Bella Tillis, on the other hand, was an inch under five feet tall and totally round, a feisty, silver-haired little bowling ball of a Brooklyn Jewish widow in her early seventies. Her late husband, Morris, had been on the Yale Medical School faculty. Bella had three kids scattered around the Northeast, eight grandchildren and nine million causes. Around Woodbridge she was known as the Queen of Petition drives. Lately, she had been harnessing her considerable energies toward raising money for a No Kill shelter.
“What’s up with you today?” Des asked her as they went rocketing down the sleepy lane in the Jeep. Bella drove like a demon.
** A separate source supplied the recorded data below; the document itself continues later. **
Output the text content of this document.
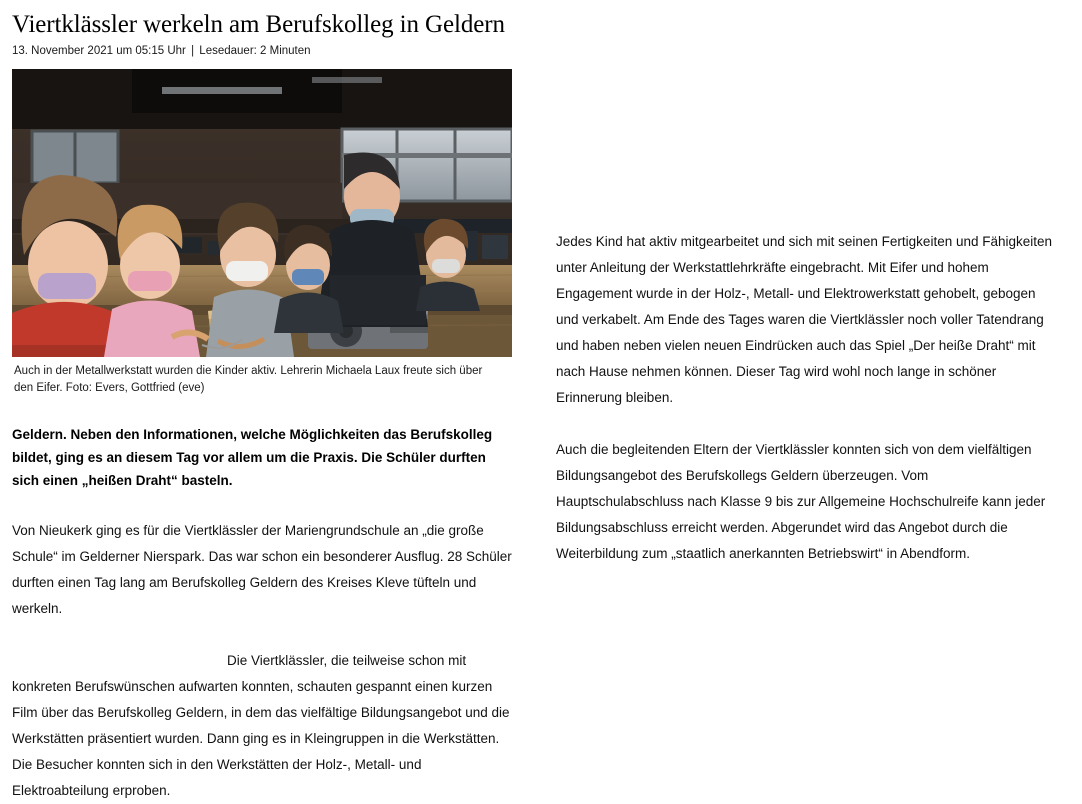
Viertklässler werkeln am Berufskolleg in Geldern
13. November 2021 um 05:15 Uhr | Lesedauer: 2 Minuten
Auch in der Metallwerkstatt wurden die Kinder aktiv. Lehrerin Michaela Laux freute sich über den Eifer. Foto: Evers, Gottfried (eve)

Geldern. Neben den Informationen, welche Möglichkeiten das Berufskolleg bildet, ging es an diesem Tag vor allem um die Praxis. Die Schüler durften sich einen „heißen Draht“ basteln.

Von Nieukerk ging es für die Viertklässler der Mariengrundschule an „die große Schule“ im Gelderner Nierspark. Das war schon ein besonderer Ausflug. 28 Schüler durften einen Tag lang am Berufskolleg Geldern des Kreises Kleve tüfteln und werkeln.

Die Viertklässler, die teilweise schon mit konkreten Berufswünschen aufwarten konnten, schauten gespannt einen kurzen Film über das Berufskolleg Geldern, in dem das vielfältige Bildungsangebot und die Werkstätten präsentiert wurden. Dann ging es in Kleingruppen in die Werkstätten. Die Besucher konnten sich in den Werkstätten der Holz-, Metall- und Elektroabteilung erproben.

Jedes Kind hat aktiv mitgearbeitet und sich mit seinen Fertigkeiten und Fähigkeiten unter Anleitung der Werkstattlehrkräfte eingebracht. Mit Eifer und hohem Engagement wurde in der Holz-, Metall- und Elektrowerkstatt gehobelt, gebogen und verkabelt. Am Ende des Tages waren die Viertklässler noch voller Tatendrang und haben neben vielen neuen Eindrücken auch das Spiel „Der heiße Draht“ mit nach Hause nehmen können. Dieser Tag wird wohl noch lange in schöner Erinnerung bleiben.

Auch die begleitenden Eltern der Viertklässler konnten sich von dem vielfältigen Bildungsangebot des Berufskollegs Geldern überzeugen. Vom Hauptschulabschluss nach Klasse 9 bis zur Allgemeine Hochschulreife kann jeder Bildungsabschluss erreicht werden. Abgerundet wird das Angebot durch die Weiterbildung zum „staatlich anerkannten Betriebswirt“ in Abendform.
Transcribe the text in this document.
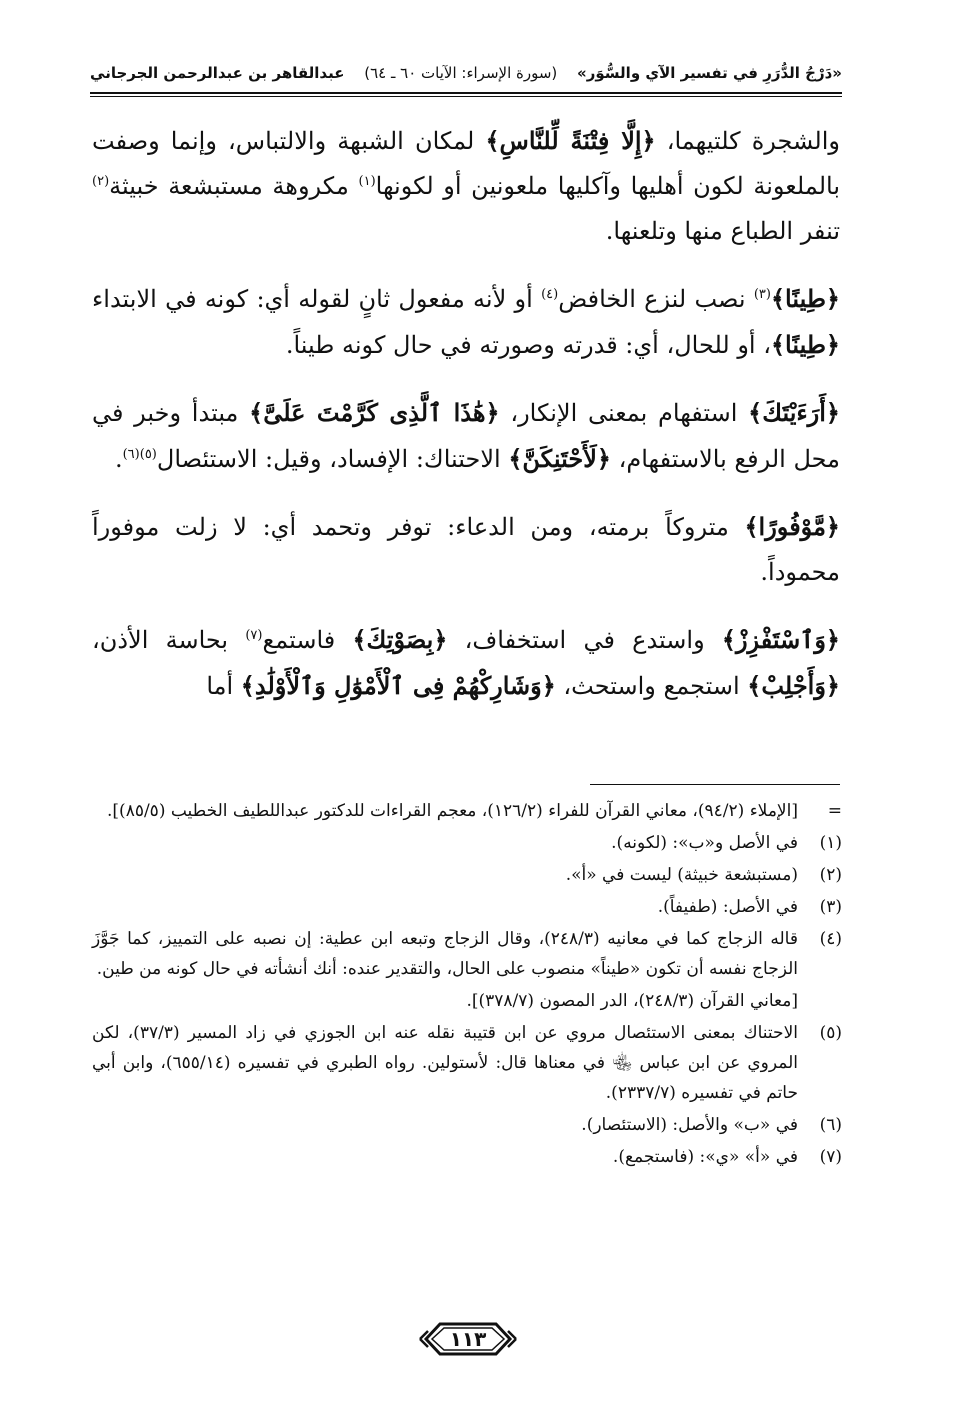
«دَرْجُ الدُّرَرِ في تفسير الآي والسُّوَر»
(سورة الإسراء: الآيات ٦٠ ـ ٦٤)
عبدالقاهر بن عبدالرحمن الجرجاني

والشجرة كلتيهما، ﴿إِلَّا فِتْنَةً لِّلنَّاسِ﴾ لمكان الشبهة والالتباس، وإنما وصفت بالملعونة لكون أهليها وآكليها ملعونين أو لكونها$^{(١)}$ مكروهة مستبشعة خبيثة$^{(٢)}$ تنفر الطباع منها وتلعنها.

﴿طِينًا﴾$^{(٣)}$ نصب لنزع الخافض$^{(٤)}$ أو لأنه مفعول ثانٍ لقوله أي: كونه في الابتداء ﴿طِينًا﴾، أو للحال، أي: قدرته وصورته في حال كونه طيناً.

﴿أَرَءَيْتَكَ﴾ استفهام بمعنى الإنكار، ﴿هَٰذَا ٱلَّذِى كَرَّمْتَ عَلَىَّ﴾ مبتدأ وخبر في محل الرفع بالاستفهام، ﴿لَأَحْتَنِكَنَّ﴾ الاحتناك: الإفساد، وقيل: الاستئصال$^{(٥)(٦)}$.

﴿مَّوْفُورًا﴾ متروكاً برمته، ومن الدعاء: توفر وتحمد أي: لا زلت موفوراً محموداً.

﴿وَٱسْتَفْزِزْ﴾ واستدع في استخفاف، ﴿بِصَوْتِكَ﴾ فاستمع$^{(٧)}$ بحاسة الأذن، ﴿وَأَجْلِبْ﴾ استجمع واستحث، ﴿وَشَارِكْهُمْ فِى ٱلْأَمْوَٰلِ وَٱلْأَوْلَٰدِ﴾ أما

=
[الإملاء (٩٤/٢)، معاني القرآن للفراء (١٢٦/٢)، معجم القراءات للدكتور عبداللطيف الخطيب (٨٥/٥)].
(١)
في الأصل و«ب»: (لكونه).
(٢)
(مستبشعة خبيثة) ليست في «أ».
(٣)
في الأصل: (طفيفاً).
(٤)
قاله الزجاج كما في معانيه (٢٤٨/٣)، وقال الزجاج وتبعه ابن عطية: إن نصبه على التمييز، كما جَوَّزَ الزجاج نفسه أن تكون «طيناً» منصوب على الحال، والتقدير عنده: أنك أنشأته في حال كونه من طين.
[معاني القرآن (٢٤٨/٣)، الدر المصون (٣٧٨/٧)].
(٥)
الاحتناك بمعنى الاستئصال مروي عن ابن قتيبة نقله عنه ابن الجوزي في زاد المسير (٣٧/٣)، لكن المروي عن ابن عباس ﵄ في معناها قال: لأستولين. رواه الطبري في تفسيره (٦٥٥/١٤)، وابن أبي حاتم في تفسيره (٢٣٣٧/٧).
(٦)
في «ب» والأصل: (الاستئصار).
(٧)
في «أ» «ي»: (فاستجمع).
١١٣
“Clothing drive over at the shul later this morning,” Bella replied, chin thrust up into the air over the steering wheel. Her legs were so short that she had to shove her seat up right against it, practically squashing her breasts. “Have you got any old clothes?”
“Girl, I’m wearing them.”
“What about Brandon-did he leave anything behind?”
Des let out a laugh. “Just ill will.”
When Des was twenty-three, she and Brandon had been featured on the cover of Connecticut magazine under the headline: “Our State’s Shining Future.” She was a West Point graduate with almond-shaped pale green eyes, a wraparound smile and dimples that could melt titanium at a distance of a thousand feet. Brandon, just two years out of Yale Law School, was the state’s top young district prosecutor. Only it turned out their future was in Washington, not Connecticut. Or at least his was. He went to work for the Justice Department looking into campaign fraud by several high-ranking senators. It was just a temporary assignment, he insisted. But one investigation led to another. And then he was signing a two-year lease on an apartment there without talking to her about it.